Parabon NanoLabs was working with the boy's DNA.
Retirement just had to wait
In 2018, Horne had the option to retire in June after 30 years. There was no way he was leaving. Not only did he need to resolve the boy's case, but he also had another cold case, a double murder from the 1970s, that he wanted to solve.
"It was unfinished business," he said, but he still worried. "No matter how long you stay there comes a day when you have to step way."
But then new methods of looking at DNA changed the case, just as in other cases, including leading to an arrest of the suspected Golden State Killer. The new DNA results in North Carolina showed the boy was first-generation Asian-American, something investigators hadn't known.
Genealogist Barbara Rae-Venter, who also worked on the Golden State Killer case, found a probable cousin of the boy's living in Hawaii.
Horne got on the phone with that person and got some clues. He tried to find other relatives in other states. He called 20 people during his Christmas break. No one got back to him right away.
On December 26, at 1:44 p.m. -- he won't forget the time -- a call came from the 513 area code in Ohio.
Finally he had Bobby's name, just five days before his last official day. He also learned that the boy's mother, Myoung Hwa Cho, was missing, so he kept going even into the new year. He could still be a cop as he used up his remaining vacation time.
With new information, they got a hit in the database of missing cases. There was an unidentified woman who had been found along I-85 in South Carolina about the same time Bobby was discovered. A DNA comparison showed she was Bobby's mother, who was from South Korea. Authorities there helped confirm her identity.

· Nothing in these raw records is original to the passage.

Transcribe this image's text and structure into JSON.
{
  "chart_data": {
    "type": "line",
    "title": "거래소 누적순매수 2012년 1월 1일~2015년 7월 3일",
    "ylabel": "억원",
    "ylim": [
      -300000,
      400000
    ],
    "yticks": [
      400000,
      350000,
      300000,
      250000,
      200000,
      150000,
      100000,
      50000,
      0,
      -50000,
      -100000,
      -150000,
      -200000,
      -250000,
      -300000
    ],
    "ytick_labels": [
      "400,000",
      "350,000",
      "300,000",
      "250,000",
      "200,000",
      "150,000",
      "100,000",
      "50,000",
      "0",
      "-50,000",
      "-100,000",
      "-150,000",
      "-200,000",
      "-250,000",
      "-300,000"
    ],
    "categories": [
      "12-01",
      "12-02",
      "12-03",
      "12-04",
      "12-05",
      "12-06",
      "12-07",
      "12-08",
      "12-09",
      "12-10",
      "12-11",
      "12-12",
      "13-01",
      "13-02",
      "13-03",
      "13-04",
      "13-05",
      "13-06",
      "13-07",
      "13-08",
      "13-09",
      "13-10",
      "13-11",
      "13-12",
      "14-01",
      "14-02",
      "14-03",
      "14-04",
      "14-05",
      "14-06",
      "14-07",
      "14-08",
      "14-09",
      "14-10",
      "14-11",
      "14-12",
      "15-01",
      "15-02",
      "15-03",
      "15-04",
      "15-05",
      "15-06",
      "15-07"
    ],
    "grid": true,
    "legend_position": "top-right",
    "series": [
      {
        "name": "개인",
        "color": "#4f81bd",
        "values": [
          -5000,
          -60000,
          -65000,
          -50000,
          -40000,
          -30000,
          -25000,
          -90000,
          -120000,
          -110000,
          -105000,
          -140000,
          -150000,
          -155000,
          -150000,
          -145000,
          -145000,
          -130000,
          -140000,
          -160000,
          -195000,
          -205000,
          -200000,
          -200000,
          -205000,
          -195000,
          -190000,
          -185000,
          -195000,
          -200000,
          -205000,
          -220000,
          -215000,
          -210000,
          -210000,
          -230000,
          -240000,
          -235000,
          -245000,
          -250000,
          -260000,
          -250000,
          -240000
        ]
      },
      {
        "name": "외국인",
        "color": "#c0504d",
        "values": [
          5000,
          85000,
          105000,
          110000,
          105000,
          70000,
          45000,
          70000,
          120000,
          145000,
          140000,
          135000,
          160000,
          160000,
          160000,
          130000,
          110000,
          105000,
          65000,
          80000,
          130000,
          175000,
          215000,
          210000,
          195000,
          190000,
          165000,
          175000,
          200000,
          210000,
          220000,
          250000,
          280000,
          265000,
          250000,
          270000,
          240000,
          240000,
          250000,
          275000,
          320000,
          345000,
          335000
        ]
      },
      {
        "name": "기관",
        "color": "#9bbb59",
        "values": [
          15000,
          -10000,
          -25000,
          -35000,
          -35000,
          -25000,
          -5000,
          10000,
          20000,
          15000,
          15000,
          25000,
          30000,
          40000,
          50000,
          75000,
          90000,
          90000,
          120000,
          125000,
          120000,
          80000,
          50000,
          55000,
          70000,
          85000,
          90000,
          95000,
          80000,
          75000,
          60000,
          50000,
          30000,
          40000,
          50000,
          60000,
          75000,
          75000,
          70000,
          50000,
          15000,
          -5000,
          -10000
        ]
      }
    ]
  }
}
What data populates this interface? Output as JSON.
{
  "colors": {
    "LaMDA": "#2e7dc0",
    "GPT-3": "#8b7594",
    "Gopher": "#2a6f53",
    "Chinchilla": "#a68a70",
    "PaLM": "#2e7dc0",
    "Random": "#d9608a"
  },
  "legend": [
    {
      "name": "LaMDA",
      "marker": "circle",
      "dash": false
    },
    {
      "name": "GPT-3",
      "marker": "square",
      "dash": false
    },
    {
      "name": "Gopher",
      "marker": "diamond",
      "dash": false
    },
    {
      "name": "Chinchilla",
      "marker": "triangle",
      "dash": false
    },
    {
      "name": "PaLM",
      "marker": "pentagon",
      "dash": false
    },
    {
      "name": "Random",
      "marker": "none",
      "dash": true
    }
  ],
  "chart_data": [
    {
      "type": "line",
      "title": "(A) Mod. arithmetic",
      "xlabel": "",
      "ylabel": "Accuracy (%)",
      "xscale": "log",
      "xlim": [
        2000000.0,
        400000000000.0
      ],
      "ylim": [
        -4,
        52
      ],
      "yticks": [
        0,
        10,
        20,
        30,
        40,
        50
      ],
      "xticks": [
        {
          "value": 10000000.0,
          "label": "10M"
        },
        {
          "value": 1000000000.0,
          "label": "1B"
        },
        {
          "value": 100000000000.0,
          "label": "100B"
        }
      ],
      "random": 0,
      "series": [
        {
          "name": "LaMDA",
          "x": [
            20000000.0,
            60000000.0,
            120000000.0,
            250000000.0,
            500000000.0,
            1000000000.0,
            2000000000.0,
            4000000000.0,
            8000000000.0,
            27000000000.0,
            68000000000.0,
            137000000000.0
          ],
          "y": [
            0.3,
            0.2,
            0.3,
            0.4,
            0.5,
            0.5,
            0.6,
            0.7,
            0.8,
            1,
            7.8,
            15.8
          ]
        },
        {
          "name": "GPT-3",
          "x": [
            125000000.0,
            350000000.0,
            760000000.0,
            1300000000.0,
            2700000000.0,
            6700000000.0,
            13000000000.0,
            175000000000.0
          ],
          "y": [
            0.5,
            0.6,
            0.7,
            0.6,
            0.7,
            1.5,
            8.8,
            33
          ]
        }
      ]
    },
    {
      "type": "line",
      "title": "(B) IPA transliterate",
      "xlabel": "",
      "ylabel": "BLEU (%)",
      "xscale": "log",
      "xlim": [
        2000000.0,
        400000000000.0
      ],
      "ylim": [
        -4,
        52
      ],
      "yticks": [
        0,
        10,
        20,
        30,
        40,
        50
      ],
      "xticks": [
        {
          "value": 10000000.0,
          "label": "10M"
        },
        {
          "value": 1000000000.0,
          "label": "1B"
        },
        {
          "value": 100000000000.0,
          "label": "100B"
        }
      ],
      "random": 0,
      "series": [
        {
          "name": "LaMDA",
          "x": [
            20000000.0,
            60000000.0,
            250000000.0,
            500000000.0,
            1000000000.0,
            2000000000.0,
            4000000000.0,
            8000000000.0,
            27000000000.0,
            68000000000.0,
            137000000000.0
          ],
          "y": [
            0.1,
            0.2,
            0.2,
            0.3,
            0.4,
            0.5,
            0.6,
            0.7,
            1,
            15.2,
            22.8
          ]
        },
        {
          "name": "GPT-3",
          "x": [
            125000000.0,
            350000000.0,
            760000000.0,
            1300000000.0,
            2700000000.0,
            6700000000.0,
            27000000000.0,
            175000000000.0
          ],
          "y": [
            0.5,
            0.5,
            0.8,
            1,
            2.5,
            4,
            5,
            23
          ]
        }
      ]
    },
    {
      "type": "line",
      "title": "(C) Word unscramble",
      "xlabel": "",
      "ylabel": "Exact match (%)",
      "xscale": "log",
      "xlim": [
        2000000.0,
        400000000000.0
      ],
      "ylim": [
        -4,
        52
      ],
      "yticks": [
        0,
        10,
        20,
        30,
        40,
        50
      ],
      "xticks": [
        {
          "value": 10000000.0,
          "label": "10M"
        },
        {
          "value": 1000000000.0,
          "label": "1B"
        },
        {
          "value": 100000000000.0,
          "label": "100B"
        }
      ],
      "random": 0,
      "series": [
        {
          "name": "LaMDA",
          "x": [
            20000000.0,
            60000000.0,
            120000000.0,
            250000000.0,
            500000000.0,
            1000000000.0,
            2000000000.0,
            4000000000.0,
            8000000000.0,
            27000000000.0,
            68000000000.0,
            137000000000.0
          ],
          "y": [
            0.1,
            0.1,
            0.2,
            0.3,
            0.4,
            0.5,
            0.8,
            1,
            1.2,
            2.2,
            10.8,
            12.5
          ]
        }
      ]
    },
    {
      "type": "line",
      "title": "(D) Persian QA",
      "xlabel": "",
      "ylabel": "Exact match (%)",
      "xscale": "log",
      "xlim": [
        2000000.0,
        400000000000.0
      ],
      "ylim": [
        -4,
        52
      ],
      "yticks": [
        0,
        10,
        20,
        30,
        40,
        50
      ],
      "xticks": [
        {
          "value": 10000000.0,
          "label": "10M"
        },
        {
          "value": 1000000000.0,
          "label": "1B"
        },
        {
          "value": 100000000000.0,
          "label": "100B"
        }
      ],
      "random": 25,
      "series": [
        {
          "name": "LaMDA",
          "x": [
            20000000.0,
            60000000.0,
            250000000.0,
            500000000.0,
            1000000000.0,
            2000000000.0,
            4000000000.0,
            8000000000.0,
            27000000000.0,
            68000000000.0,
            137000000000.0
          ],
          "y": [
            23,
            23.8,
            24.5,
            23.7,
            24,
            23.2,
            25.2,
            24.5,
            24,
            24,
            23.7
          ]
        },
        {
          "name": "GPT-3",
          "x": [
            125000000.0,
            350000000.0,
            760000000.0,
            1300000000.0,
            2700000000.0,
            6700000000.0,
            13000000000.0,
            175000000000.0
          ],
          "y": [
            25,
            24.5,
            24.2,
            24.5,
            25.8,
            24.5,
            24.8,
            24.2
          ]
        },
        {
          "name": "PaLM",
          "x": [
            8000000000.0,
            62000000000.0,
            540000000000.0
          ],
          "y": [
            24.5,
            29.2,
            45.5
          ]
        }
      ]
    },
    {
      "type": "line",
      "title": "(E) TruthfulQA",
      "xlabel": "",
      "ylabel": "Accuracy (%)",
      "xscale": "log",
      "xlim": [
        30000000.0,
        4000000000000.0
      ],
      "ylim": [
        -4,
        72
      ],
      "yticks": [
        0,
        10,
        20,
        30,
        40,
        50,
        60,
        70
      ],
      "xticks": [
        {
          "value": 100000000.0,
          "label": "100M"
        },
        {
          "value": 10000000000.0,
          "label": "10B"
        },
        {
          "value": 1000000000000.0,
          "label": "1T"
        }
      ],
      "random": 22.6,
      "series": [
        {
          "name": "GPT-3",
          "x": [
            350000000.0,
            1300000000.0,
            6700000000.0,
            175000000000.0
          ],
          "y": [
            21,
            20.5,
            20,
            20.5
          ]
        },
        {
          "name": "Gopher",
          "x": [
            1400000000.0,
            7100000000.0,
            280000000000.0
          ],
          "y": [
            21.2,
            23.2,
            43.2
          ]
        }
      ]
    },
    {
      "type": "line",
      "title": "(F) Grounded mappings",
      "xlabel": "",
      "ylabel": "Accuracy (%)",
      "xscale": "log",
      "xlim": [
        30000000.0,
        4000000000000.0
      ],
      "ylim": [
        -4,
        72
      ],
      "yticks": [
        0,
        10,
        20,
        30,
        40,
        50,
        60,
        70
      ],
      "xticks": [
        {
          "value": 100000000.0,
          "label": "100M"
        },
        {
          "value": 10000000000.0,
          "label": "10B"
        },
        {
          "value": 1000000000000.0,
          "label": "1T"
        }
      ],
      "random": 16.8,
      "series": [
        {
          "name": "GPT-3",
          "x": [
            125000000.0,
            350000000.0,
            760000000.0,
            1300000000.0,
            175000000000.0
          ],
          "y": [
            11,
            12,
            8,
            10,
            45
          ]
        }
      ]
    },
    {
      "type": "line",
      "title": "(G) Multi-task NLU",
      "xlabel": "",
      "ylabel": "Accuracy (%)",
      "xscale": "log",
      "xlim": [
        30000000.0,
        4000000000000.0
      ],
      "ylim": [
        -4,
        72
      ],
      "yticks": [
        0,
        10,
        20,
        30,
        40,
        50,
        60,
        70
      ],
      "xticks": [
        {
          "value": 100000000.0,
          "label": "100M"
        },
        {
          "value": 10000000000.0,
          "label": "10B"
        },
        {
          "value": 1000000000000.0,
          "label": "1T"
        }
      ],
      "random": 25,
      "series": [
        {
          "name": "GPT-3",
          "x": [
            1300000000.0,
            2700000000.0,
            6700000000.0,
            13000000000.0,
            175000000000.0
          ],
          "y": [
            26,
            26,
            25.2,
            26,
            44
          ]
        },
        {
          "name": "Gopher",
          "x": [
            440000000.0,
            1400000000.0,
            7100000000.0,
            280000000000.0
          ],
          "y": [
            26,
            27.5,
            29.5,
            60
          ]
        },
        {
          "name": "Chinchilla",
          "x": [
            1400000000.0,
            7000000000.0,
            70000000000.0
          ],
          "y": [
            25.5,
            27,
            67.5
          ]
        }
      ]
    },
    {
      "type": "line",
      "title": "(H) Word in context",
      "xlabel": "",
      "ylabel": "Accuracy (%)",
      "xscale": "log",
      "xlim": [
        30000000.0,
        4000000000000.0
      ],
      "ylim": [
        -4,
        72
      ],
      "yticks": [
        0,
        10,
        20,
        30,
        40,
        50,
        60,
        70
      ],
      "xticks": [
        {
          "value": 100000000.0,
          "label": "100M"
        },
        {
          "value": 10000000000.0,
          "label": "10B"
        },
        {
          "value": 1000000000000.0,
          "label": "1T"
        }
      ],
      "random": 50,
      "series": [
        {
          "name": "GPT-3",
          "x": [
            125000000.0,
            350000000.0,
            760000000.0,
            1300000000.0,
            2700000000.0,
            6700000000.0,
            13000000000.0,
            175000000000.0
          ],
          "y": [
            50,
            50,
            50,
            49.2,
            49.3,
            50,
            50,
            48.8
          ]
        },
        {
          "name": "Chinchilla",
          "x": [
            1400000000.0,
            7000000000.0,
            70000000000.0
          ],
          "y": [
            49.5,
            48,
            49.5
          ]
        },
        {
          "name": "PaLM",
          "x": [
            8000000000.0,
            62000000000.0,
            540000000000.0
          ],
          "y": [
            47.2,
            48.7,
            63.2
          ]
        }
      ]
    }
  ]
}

Horne spent his last days wrapping up the other cold case, and working the final stretch of the investigation into the killings of Bobby and his mom. Horne spent more than a week in his car driving to interviews, making hundreds of calls, spending each waking minute on finishing before his retirement became official.
Finishing with names and a suspect
Horne said he couldn't talk about the ongoing parts of the case, including whether he had talked to the suspect, who is in federal prison because of another case. The suspect has not been identified by authorities nor charged in the killings.
Horne sounded exuberant but also exhausted, like a marathoner who just crossed the line.
"You almost want to collapse," he said.
But he had one last job to do, even though he's now just Jim and no longer Maj. Horne. He spent Tuesday talking to the media, telling the story about how he didn't want to give up and noting that thanks to a team effort that involved other investigators, forensic modelers, genealogy experts and DNA labs, he can move on with the rest of his life.
Horne, who has a son born a few years after the killing, isn't quite sure what he's going to do in these next years. His past 20 have been so consumed with working he hasn't really had a chance to look ahead. He knows his wife has a few things on her list.
There is one thing he looks forward to: testifying at a trial for Bobby's killer.